Willie Banks got home late Saturday night from a track clinic he gave in Montana, and wasn’t sure how his painful 65-year-old Achilles’ tendons would hold up for a meet Sunday morning.
Having weathered a bout of COVID-19 in December (suffering persistent fatigue), the Olympian packed 20 more pounds than last summer, when he did 5,000 push-ups for a fundraiser.
No matter.
At the California State Games at University City High School, the Carlsbad resident stunned even himself by breaking the listed world record in the high jump for his 65-69 age group.
He started at 1.40 meters (4 feet 7), taking his usual three-step approach and clearing with the old straddle style (as opposed to the back-to-the-bar Fosbury flop). With no other masters athletes still in the competition, he soon jumped 1.55 and 1.60 (5-1 and 5-3).
Then he said: “Let’s just go. Let’s get this thing over with. Let’s just put it up to 1.70” — 5-7, which would top the 21-year-old national record of 1.66 — 5-5 1/4 — held by North County’s Phil Fehlen — another straddler.
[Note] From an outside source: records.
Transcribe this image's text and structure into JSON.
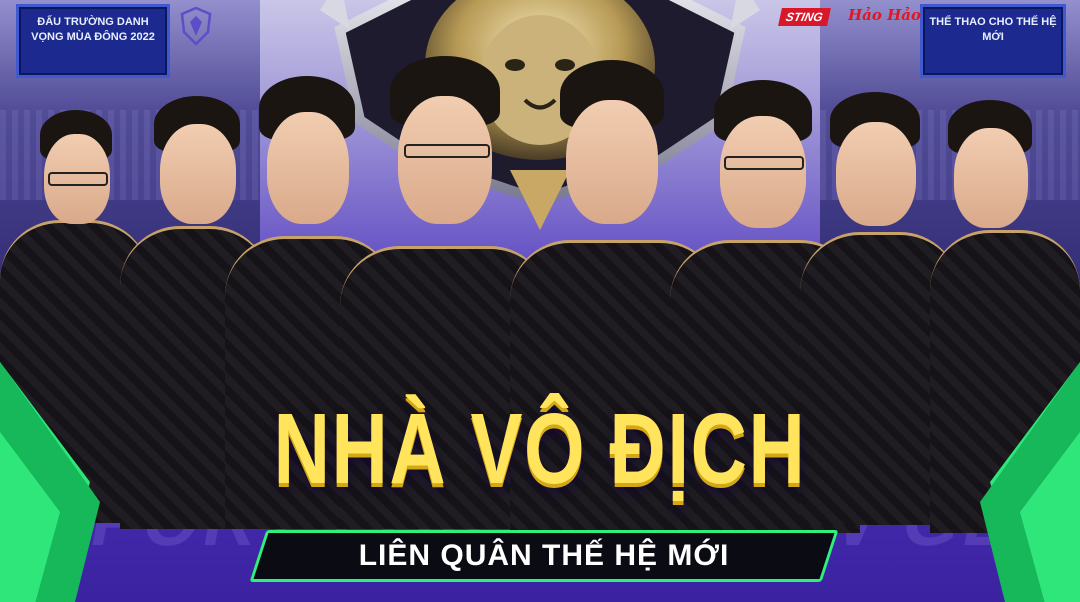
{
  "signs": {
    "left_text": "ĐẤU TRƯỜNG DANH VỌNG MÙA ĐÔNG 2022",
    "right_text": "THỂ THAO CHO THẾ HỆ MỚI"
  },
  "sponsors": {
    "sting": "STING",
    "haohao": "Hảo Hảo"
  },
  "background_slogan": "SPORT FOR THE NEW GENERATION",
  "headline": "NHÀ VÔ ĐỊCH",
  "subheadline": "LIÊN QUÂN THẾ HỆ MỚI",
  "colors": {
    "headline": "#ffe45c",
    "accent_green": "#2ef07a",
    "background_purple": "#4a2fb5"
  },
  "players_count": 8
}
“I jumped over that (on first try),” he said. “Then I asked somebody: What’s the world record?”
Someone eventually found 1.73 (5-8) in the record books, so Banks asked the bar be raised to 1.75 (5-8 3/4). He missed all three tries, slipping at least once.
“I had one good attempt,” he said. “You know me. I don’t [use] spikes. I just jump. I failed and said OK, at least that’s a national record.”
But another jumper said: “No, that’s a world record. The indoor record is 1.73. … You jumped the world record today,” bettering the 1.67 mark by Slovenia’s Dusan Prezelj in 2014.
Thus a surprised William Augustus Banks III learned he was now the best outdoor high jumper in history over 65.
Lewis Jackson jumped against Banks Sunday and said his mark at 65 years old was pretty darn impressive.
“I oughta know as I’m 66 and went out at 1.3M before Willie started!” he said. “Another strong masters jumper who’s a few years younger than Wille and I went out at 1.45.
Yes, watching Willie do a good old fashion western roll was great fun and super impressive. … Willie’s three strides to the bar, a strong kick with his lead right leg and a roll over the bar was textbook circa 1968 back when sawdust landing pits were still being used!”
Banks — who in 1985 set a world record in the triple jump — says high jump was his first love. At Jefferson Middle School in Oceanside, he first saw his hero — Jerry Culp of Oceanside High School. In 1970, Culp was the first San Diego County prep to clear 7 feet. Using the straddle.
He eventually was tutored by Culp’s coach — Tom Shields. And at UCLA, he became a star in what once was called the hop, step and jump. On the European circuit, he created the rhythmic clapping heard in stadiums worldwide.
But not in Tokyo. Not this year.
“I’m a very emotional jumper,” he said Monday in a phone interview. “And I think that having no fans would just about kill me.”
But no athlete at Tokyo would say their medal or participation was any less valuable with nobody in the stands, he said.
“They may say it was a different experience, and maybe not one that they enjoyed. But they’ll still be Olympians,” he said.
Banks, a former president of the U.S. Olympians Association, leaves next week for the Summer Games as a member of the governing World Athletics Council.
There he’ll try to raise the bar on the sport’s future.
He’s the chair of a World Athletics working group devising a strategy to grow athletics into the top three participation sports in the world. (Soccer is first; second is still debated.)
“We will be putting out a document that will go to council for information on the 28th and 29th [of July],” he said.
Then he’ll make a presentation at the end of the year to track officials from around the world. “Hopefully, the General Assembly will vote to accept the plan,” he said. “And then we will implement the plan.”
Among other things gleaned from 25,000 survey responses and input from 80-85% of member national federations was “No. 1, we have to … be in the schools. … We also have to be innovative. Create new ways of presenting our sport.”
With the motto of making the world fitter, he said, World Athletics hopes to show potential sponsors that “partnering with us will be an economic boon for them.”
Banks will leave his Nagoya-born wife, Hitomi, at home. (She’ll visit her Japanese kin this fall after everyone is vaccinated.) But he’ll be busy as a member of the track meet’s Jury of Appeals.
In September, he aims to compete again, hoping to shed some of his current 215 pounds with a better diet and continued Zumba exercise.
He also will correct his slipping-with-sneakers error.
“I’ll order those spikes this weekend,” he said.